Positive results for potential first chikungunya vaccine
PARIS, France — French-Austrian drugmaker Valneva’s vaccine candidate against chikungunya, a mosquito-borne virus that causes occasional outbreaks across the world, showed promising results in a large new trial, a study said on Tuesday.
While the results were hailed as good news in the fight against chikungunya, the trial was carried out on people in the United States where the virus is extremely rare, with experts saying more research was needed.
There are currently no vaccines or treatments available for the virus, which causes fever and sometimes debilitating joint pain, though it is rarely fatal.
Valneva says that its vaccine candidate, called VLA1553, is the first to be reviewed by health authorities after applying for approval in the US and Canada.
The new randomized, placebo-controlled phase three trial aimed to find out how often the live-attenuated vaccine, which uses a weakened form of the virus, produced an immune response.

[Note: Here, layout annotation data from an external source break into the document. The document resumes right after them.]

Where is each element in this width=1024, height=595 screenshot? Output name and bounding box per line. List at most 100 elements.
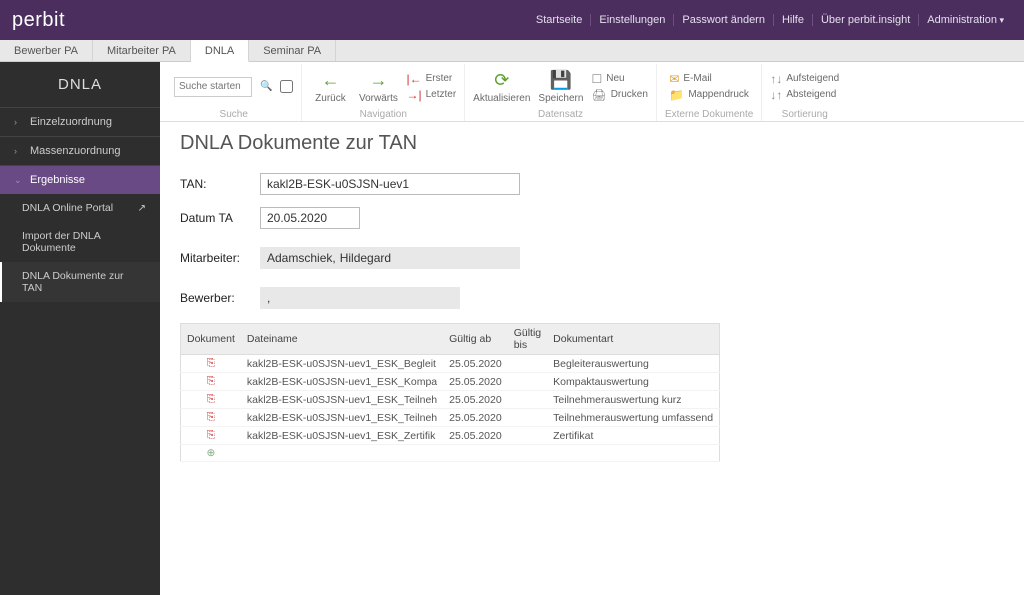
document-table: Dokument Dateiname Gültig ab Gültig bis … (180, 323, 720, 462)
cell-gueltig-bis (508, 373, 547, 391)
ribbon-group-label: Datensatz (538, 109, 583, 121)
nav-zurueck-button[interactable]: ←Zurück (310, 70, 350, 104)
page-title: DNLA Dokumente zur TAN (180, 132, 1004, 155)
pdf-icon[interactable]: ⎘ (181, 355, 241, 373)
search-icon[interactable]: 🔍 (260, 81, 272, 92)
table-row[interactable]: ⎘kakl2B-ESK-u0SJSN-uev1_ESK_Begleit25.05… (181, 355, 720, 373)
cell-gueltig-ab: 25.05.2020 (443, 373, 508, 391)
arrow-left-icon: ← (321, 70, 339, 91)
ribbon-group-label: Suche (220, 109, 248, 121)
th-dokument[interactable]: Dokument (181, 324, 241, 355)
th-dokumentart[interactable]: Dokumentart (547, 324, 719, 355)
mail-icon: ✉ (669, 72, 679, 86)
nav-ueber[interactable]: Über perbit.insight (813, 14, 919, 26)
arrow-right-icon: → (369, 70, 387, 91)
cell-dokumentart: Zertifikat (547, 427, 719, 445)
sidebar-sub-portal[interactable]: DNLA Online Portal ↗ (0, 194, 160, 222)
nav-letzter-button[interactable]: →|Letzter (406, 88, 456, 102)
pdf-icon[interactable]: ⎘ (181, 427, 241, 445)
nav-erster-button[interactable]: |←Erster (406, 72, 456, 86)
aktualisieren-button[interactable]: ⟳Aktualisieren (473, 70, 530, 104)
cell-gueltig-bis (508, 427, 547, 445)
last-icon: →| (406, 88, 421, 102)
sidebar-item-einzelzuordnung[interactable]: › Einzelzuordnung (0, 107, 160, 136)
mitarbeiter-firstname: Hildegard (340, 251, 391, 265)
sidebar-sub-dokumente[interactable]: DNLA Dokumente zur TAN (0, 262, 160, 302)
tab-strip: Bewerber PA Mitarbeiter PA DNLA Seminar … (0, 40, 1024, 62)
sidebar-sub-import[interactable]: Import der DNLA Dokumente (0, 222, 160, 262)
cell-dateiname: kakl2B-ESK-u0SJSN-uev1_ESK_Begleit (241, 355, 443, 373)
mappendruck-button[interactable]: 📁Mappendruck (669, 88, 749, 102)
save-icon: 💾 (550, 70, 572, 91)
sidebar-item-ergebnisse[interactable]: ⌄ Ergebnisse (0, 165, 160, 194)
sidebar-item-label: Einzelzuordnung (30, 116, 112, 128)
sidebar-item-label: DNLA Online Portal (22, 202, 113, 214)
nav-administration[interactable]: Administration (919, 14, 1012, 26)
mitarbeiter-label: Mitarbeiter: (180, 251, 260, 265)
tab-seminar[interactable]: Seminar PA (249, 40, 336, 61)
content-area: DNLA Dokumente zur TAN TAN: kakl2B-ESK-u… (160, 122, 1024, 472)
absteigend-button[interactable]: ↓↑Absteigend (770, 88, 839, 102)
tab-bewerber[interactable]: Bewerber PA (0, 40, 93, 61)
table-row[interactable]: ⎘kakl2B-ESK-u0SJSN-uev1_ESK_Teilneh25.05… (181, 409, 720, 427)
doc-add-icon[interactable]: ⊕ (181, 445, 241, 462)
pdf-icon[interactable]: ⎘ (181, 373, 241, 391)
nav-startseite[interactable]: Startseite (528, 14, 591, 26)
cell-gueltig-ab: 25.05.2020 (443, 409, 508, 427)
email-button[interactable]: ✉E-Mail (669, 72, 749, 86)
drucken-button[interactable]: 🖨Drucken (591, 88, 647, 102)
sidebar-title: DNLA (0, 62, 160, 107)
neu-button[interactable]: ☐Neu (591, 72, 647, 86)
table-row[interactable]: ⎘kakl2B-ESK-u0SJSN-uev1_ESK_Teilneh25.05… (181, 391, 720, 409)
nav-vorwaerts-button[interactable]: →Vorwärts (358, 70, 398, 104)
cell-gueltig-ab: 25.05.2020 (443, 427, 508, 445)
sidebar-item-label: Massenzuordnung (30, 145, 121, 157)
chevron-right-icon: › (14, 146, 24, 156)
ribbon-group-navigation: ←Zurück →Vorwärts |←Erster →|Letzter Nav… (302, 64, 465, 121)
mitarbeiter-lastname: Adamschiek, (267, 251, 336, 265)
cell-dokumentart: Teilnehmerauswertung kurz (547, 391, 719, 409)
aufsteigend-button[interactable]: ↑↓Aufsteigend (770, 72, 839, 86)
th-dateiname[interactable]: Dateiname (241, 324, 443, 355)
ribbon-group-sortierung: ↑↓Aufsteigend ↓↑Absteigend Sortierung (762, 64, 847, 121)
first-icon: |← (406, 72, 421, 86)
sidebar-item-massenzuordnung[interactable]: › Massenzuordnung (0, 136, 160, 165)
cell-dokumentart: Teilnehmerauswertung umfassend (547, 409, 719, 427)
chevron-down-icon: ⌄ (14, 175, 24, 186)
nav-einstellungen[interactable]: Einstellungen (591, 14, 674, 26)
pdf-icon[interactable]: ⎘ (181, 409, 241, 427)
cell-gueltig-ab: 25.05.2020 (443, 391, 508, 409)
brand-logo: perbit (12, 9, 65, 32)
nav-passwort[interactable]: Passwort ändern (674, 14, 774, 26)
sidebar-item-label: Ergebnisse (30, 174, 85, 186)
th-gueltig-ab[interactable]: Gültig ab (443, 324, 508, 355)
ribbon-group-label: Externe Dokumente (665, 109, 753, 121)
speichern-button[interactable]: 💾Speichern (538, 70, 583, 104)
folder-print-icon: 📁 (669, 88, 684, 102)
sidebar: DNLA › Einzelzuordnung › Massenzuordnung… (0, 62, 160, 595)
ribbon-group-label: Sortierung (782, 109, 828, 121)
nav-hilfe[interactable]: Hilfe (774, 14, 813, 26)
tab-dnla[interactable]: DNLA (191, 40, 249, 62)
cell-gueltig-bis (508, 409, 547, 427)
datum-field[interactable]: 20.05.2020 (260, 207, 360, 229)
sort-desc-icon: ↓↑ (770, 88, 782, 102)
th-gueltig-bis[interactable]: Gültig bis (508, 324, 547, 355)
tab-mitarbeiter[interactable]: Mitarbeiter PA (93, 40, 191, 61)
sort-asc-icon: ↑↓ (770, 72, 782, 86)
pdf-icon[interactable]: ⎘ (181, 391, 241, 409)
sidebar-item-label: Import der DNLA Dokumente (22, 230, 146, 254)
print-icon: 🖨 (591, 88, 606, 102)
bewerber-label: Bewerber: (180, 291, 260, 305)
tan-field[interactable]: kakl2B-ESK-u0SJSN-uev1 (260, 173, 520, 195)
cell-dokumentart: Kompaktauswertung (547, 373, 719, 391)
cell-dateiname: kakl2B-ESK-u0SJSN-uev1_ESK_Kompa (241, 373, 443, 391)
cell-dateiname: kakl2B-ESK-u0SJSN-uev1_ESK_Teilneh (241, 391, 443, 409)
search-checkbox[interactable] (280, 80, 293, 93)
ribbon-group-externe: ✉E-Mail 📁Mappendruck Externe Dokumente (657, 64, 762, 121)
search-input[interactable] (174, 77, 252, 97)
ribbon: 🔍 Suche ←Zurück →Vorwärts |←Erster →|Let… (160, 62, 1024, 122)
ribbon-group-suche: 🔍 Suche (166, 64, 302, 121)
table-row[interactable]: ⎘kakl2B-ESK-u0SJSN-uev1_ESK_Zertifik25.0… (181, 427, 720, 445)
table-row[interactable]: ⎘kakl2B-ESK-u0SJSN-uev1_ESK_Kompa25.05.2… (181, 373, 720, 391)
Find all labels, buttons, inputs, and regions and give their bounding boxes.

Out of a subgroup of 266 people who received the vaccine, 263 — 99 percent — developed antibodies that could neutralize the chikungunya virus, according to the study published in The Lancet journal.
In a broader trial of 4,100 healthy adults, the single-shot vaccine was deemed “generally safe,” with side effects similar to other vaccines.
Only two people developed serious side effects linked to the vaccine, the study said, and both fully recovered.
Martina Schneider, Valneva’s clinical strategy manager and the lead author of the study, called the results “promising”.
“This could be the first chikungunya vaccine available for people living in endemic regions, as well as for travelers to endemic areas or areas at risk for an upcoming outbreak,” she said in a statement.
Outbreak trials ‘crucial’
Public health experts have expressed concerns that chikungunya could be a potential future pandemic threat as climate change pushes the mosquitoes that spread it into new regions.
Kathryn Stephenson, an infectious disease specialist at the Beth Israel Deaconess Medical Center in the US, said the new study was “good news for chikungunya virus pandemic preparedness”.
However the vaccine might be less effective in areas with a built-up immunity to chikungunya, which can happen with such live-attenuated shots, she added.
Since chikungunya was first identified in Tanzania in 1952, it has been recorded in more than 110 countries, according to the World Health Organization.
Occasional but severe outbreaks take place in Africa, Asia, and the Americas.
Valneva has said the US Food and Drug Administration could make a decision on approving the vaccine at the end of August.
The company is also trialing the vaccine among adolescents in areas of Brazil where the virus is endemic.
Stephenson said the Brazilian trial and further research conducted during actual chikungunya outbreaks were “crucial” to establishing the vaccine’s effectiveness.
A chikungunya vaccine candidate developed by Denmark’s Bavarian Nordic is also undergoing phase three trials.